In the following Table 6 were summarized the preparation conditions of panels of Examples 9 to 11 and Comparative Examples 9 to 11.
TABLE 6
(Unit: wt. part)
The panels prepared in Examples 9 to 11 and Comparative Examples 9 to 11 were measured for surface resistance, squareness, flatness and tested for local compression and impact duration in accordance with KS F 4760. The measurement and test results are given in Table 7 below. As shown in Table 7, the panels prepared in Examples 9 to 11 are generally better in surface resistance, squareness and flatness and thus in electroconductivity than those prepared in Comparative Examples 9 to 11. In addition, the panels of Examples 9 to 11 were found to be superior in strength and durability as recognized from their high resistance to local compression and impact.
TABLE 7
INDUSTRIAL APPLICABILITY
As described hereinbefore, the electroconductive compositions of the present invention and panels prepared therewith so effectively scatter static electricity as to secure uniform surface resistance in addition to being superior in strength and durability. With these advantages, the composition and panels are suitable for use in floorings.
Further, the electroconductive compositions of the present invention are very convenient to work with by virtue of their high fluidity. Moreover, the compositions are endowed with such a self-leveling property as to require no additional finishing processes. Thus, after construction work, the compositions thus form flat surfaces throughout with uniform resistances. Another advantage of the compositions of the present invention is that they can be formed into layers as thin as 5 mm, which results in a significant reduction in material cost. Consequently, the electroconductive compositions for dissipating static electricity of the present invention and panels prepared therewith can find applications in various fields, for example, where precise electronic parts or equipments are equipped, e.g., electronic part manufacturing plants, computer centers, laboratories; where ignitable or explosive materials are handled, e.g., chemical plants, gasoline stations, LPG repositories, armories; where volatile gas is used, e.g., operating rooms, etc.
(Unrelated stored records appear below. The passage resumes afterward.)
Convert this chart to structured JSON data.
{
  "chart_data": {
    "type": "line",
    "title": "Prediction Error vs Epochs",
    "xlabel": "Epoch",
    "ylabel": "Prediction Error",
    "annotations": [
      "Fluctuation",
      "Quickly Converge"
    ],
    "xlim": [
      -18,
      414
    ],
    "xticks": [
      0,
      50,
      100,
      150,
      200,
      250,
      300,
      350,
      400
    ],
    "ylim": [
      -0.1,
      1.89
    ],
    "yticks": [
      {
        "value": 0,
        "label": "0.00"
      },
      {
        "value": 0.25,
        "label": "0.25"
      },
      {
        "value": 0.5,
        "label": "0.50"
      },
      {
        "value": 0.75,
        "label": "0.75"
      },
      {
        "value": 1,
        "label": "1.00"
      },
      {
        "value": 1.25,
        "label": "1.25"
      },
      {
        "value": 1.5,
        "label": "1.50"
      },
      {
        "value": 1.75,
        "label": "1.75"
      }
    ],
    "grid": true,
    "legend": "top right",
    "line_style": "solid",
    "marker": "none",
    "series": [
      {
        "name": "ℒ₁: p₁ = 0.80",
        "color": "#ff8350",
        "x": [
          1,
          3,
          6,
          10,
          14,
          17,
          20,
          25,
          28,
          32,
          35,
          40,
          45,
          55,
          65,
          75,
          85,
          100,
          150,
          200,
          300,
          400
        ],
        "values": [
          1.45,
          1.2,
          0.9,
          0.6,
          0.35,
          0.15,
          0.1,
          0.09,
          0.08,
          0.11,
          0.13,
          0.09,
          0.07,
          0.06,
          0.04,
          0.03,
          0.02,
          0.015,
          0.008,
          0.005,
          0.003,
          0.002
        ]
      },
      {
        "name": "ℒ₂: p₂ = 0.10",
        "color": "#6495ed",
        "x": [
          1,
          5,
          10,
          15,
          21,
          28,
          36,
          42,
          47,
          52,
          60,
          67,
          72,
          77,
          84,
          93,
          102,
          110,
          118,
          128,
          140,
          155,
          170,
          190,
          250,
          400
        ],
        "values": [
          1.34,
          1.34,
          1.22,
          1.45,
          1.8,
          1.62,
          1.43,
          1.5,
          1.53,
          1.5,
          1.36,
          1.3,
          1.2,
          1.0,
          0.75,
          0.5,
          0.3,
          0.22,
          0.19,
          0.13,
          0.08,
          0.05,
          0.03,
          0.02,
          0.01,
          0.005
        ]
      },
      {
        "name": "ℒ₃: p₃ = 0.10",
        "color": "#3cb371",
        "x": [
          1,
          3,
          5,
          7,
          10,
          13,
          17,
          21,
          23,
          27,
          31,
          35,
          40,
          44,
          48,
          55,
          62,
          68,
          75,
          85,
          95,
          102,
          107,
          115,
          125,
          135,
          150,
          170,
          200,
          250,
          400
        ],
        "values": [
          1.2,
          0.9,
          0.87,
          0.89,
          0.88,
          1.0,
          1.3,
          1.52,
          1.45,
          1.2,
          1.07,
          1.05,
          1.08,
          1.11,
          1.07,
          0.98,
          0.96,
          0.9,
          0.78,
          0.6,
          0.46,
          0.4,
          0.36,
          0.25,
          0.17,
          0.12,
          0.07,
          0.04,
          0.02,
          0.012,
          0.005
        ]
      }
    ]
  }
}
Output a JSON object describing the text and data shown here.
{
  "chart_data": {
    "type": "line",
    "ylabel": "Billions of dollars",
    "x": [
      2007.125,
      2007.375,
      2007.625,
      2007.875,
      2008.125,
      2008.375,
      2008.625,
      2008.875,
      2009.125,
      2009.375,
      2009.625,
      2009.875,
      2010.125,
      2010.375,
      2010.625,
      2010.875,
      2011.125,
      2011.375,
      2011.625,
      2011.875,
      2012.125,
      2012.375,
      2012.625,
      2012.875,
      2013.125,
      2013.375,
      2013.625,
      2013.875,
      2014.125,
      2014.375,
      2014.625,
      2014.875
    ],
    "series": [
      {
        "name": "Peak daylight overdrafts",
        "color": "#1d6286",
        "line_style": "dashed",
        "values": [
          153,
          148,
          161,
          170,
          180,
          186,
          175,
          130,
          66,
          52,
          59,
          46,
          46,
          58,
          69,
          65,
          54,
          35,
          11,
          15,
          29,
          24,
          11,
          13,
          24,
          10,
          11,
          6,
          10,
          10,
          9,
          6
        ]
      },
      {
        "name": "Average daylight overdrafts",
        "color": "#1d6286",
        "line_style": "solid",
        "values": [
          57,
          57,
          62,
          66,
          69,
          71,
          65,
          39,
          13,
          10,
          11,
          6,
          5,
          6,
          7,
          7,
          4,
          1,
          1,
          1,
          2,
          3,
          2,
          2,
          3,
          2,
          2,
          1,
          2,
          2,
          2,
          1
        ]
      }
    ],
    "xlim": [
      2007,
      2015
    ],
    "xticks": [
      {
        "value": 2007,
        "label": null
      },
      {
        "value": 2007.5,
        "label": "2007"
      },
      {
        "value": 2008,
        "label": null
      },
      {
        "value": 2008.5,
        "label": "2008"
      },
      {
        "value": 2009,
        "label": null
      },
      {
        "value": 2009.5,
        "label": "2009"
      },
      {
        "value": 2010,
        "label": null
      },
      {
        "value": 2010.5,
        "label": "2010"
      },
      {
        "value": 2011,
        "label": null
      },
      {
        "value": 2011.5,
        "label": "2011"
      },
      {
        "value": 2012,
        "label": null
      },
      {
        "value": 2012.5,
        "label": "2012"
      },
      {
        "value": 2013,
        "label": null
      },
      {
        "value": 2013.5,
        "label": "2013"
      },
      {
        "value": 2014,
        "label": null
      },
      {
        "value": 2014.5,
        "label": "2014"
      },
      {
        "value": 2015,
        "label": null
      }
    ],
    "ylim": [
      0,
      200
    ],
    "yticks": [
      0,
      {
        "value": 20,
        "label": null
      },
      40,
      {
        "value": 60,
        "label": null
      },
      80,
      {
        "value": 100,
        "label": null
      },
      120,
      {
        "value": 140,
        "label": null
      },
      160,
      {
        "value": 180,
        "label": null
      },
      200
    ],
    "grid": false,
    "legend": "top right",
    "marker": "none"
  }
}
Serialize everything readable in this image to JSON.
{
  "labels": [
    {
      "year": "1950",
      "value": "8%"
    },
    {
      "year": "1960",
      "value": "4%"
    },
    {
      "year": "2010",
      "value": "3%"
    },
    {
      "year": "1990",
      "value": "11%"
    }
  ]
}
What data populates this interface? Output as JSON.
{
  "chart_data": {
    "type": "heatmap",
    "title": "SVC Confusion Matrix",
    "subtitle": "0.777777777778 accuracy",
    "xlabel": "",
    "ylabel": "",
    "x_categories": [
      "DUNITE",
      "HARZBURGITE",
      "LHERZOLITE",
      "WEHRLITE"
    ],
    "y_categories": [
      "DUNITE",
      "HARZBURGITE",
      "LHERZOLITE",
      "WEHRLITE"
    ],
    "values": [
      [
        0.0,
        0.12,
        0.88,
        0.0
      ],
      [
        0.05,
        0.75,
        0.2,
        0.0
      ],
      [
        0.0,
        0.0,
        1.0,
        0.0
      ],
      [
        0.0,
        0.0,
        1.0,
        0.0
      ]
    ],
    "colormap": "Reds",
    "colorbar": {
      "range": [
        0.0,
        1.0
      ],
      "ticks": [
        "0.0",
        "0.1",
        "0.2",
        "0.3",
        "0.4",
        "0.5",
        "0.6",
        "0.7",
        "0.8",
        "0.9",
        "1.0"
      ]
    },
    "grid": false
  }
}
The present invention has been described in an illustrative manner, and it is to be understood that the terminology used is intended to be in the nature of description rather than of limitation. Many modifications and variations of the present invention are possible in light of the above teachings. Therefore, it is to be understood that within the scope of the appended claims, the invention may be practiced otherwise than as specifically described.